Le Tribunal administratif de Pau, statuant en référé, a rejeté la demande de suspension de M. B... concernant la décision 48 SI du 20 novembre 2025 invalidant son permis de conduire pour solde de points nul. Le juge a estimé qu'aucun des moyens soulevés, notamment l'urgence liée à sa profession de convoyeur et le défaut d'information sur le solde de points, n'était de nature à créer un doute sérieux sur la légalité de la décision. La requête a été rejetée sur le fondement de l'article L. 522-3 du code de justice administrative, sans qu'il soit nécessaire d'examiner la condition d'urgence.
Le Tribunal administratif de Pau annule l'arrêté du préfet des Hautes-Pyrénées du 18 mars 2024 refusant un titre de séjour à Mme B..., épouse C..., ressortissante australienne, et l'obligeant à quitter le territoire. Le tribunal estime que le préfet a méconnu l'article L. 423-2 du code de l'entrée et du séjour des étrangers et du droit d'asile, car la requérante justifiait d'une vie commune et effective de plus de six mois avec son époux français. En conséquence, le tribunal enjoint au préfet de lui délivrer un titre de séjour "vie privée et familiale" dans un délai de deux mois, ainsi qu'une autorisation provisoire de séjour avec droit au travail dans un délai d'une semaine. L'État est condamné à verser 1 200 euros à la requérante au titre des frais de justice.

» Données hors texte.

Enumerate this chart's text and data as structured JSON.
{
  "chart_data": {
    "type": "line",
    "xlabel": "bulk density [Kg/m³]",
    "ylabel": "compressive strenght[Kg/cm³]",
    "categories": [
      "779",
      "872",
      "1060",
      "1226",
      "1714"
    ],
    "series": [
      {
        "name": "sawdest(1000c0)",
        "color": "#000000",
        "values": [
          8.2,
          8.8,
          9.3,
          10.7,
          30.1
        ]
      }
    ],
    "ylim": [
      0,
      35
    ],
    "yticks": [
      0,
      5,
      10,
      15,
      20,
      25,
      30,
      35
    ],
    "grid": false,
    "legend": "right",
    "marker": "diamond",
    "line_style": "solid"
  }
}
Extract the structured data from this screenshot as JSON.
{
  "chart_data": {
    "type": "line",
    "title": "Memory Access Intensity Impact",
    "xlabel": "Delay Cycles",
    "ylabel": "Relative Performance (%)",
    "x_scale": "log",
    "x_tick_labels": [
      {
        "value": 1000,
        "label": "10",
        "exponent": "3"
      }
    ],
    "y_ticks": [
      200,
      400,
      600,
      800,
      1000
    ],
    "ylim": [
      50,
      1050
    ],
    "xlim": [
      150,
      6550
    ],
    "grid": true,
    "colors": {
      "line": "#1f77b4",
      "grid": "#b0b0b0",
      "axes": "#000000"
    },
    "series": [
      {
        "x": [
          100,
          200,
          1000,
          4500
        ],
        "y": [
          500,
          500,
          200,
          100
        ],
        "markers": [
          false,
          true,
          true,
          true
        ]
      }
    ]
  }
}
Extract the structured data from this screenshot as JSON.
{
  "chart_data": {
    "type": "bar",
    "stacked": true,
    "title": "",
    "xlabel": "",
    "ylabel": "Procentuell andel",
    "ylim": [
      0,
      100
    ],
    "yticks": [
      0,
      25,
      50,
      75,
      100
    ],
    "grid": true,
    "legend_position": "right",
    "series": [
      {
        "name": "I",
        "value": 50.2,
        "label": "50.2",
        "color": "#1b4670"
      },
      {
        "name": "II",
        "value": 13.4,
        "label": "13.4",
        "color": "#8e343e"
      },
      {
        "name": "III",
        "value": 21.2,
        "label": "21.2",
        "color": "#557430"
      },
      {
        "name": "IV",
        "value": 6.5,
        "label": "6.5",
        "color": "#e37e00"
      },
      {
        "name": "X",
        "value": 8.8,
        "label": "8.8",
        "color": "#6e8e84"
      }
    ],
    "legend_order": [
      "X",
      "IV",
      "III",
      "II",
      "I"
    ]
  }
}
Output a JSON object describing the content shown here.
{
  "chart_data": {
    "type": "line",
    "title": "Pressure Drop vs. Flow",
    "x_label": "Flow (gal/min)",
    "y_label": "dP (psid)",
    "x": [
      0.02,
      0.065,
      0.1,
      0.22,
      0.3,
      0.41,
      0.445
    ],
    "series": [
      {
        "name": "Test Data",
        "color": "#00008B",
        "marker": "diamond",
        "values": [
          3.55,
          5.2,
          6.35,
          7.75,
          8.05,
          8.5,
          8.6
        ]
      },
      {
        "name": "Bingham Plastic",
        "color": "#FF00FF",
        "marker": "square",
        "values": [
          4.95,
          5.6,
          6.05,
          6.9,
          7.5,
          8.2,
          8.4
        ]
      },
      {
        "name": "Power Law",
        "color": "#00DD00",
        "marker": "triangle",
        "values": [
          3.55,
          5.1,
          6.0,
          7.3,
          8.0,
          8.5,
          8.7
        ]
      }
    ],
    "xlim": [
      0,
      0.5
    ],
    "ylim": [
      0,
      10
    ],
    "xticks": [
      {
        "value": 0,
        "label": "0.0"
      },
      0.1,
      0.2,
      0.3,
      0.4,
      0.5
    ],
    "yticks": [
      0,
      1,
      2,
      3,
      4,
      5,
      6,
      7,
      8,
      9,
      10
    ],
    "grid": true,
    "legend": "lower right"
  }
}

Le Tribunal Administratif de Pau a examiné le recours de M. B..., ressortissant malien, contre un arrêté préfectoral du 21 novembre 2024 lui refusant un titre de séjour, l'obligeant à quitter le territoire français et fixant le pays de destination. Le tribunal a annulé cet arrêté, estimant que le préfet avait commis une erreur d'appréciation en retenant un défaut d'investissement auprès de son enfant français, sans tenir compte des éléments produits, et en opposant une condamnation pénale sans lien suffisant avec un trouble à l'ordre public actuel. La solution s'appuie sur les articles L. 423-7 et L. 432-1-1 du code de l'entrée et du séjour des étrangers et du droit d'asile, ainsi que sur l'article 8 de la Convention européenne des droits de l'homme.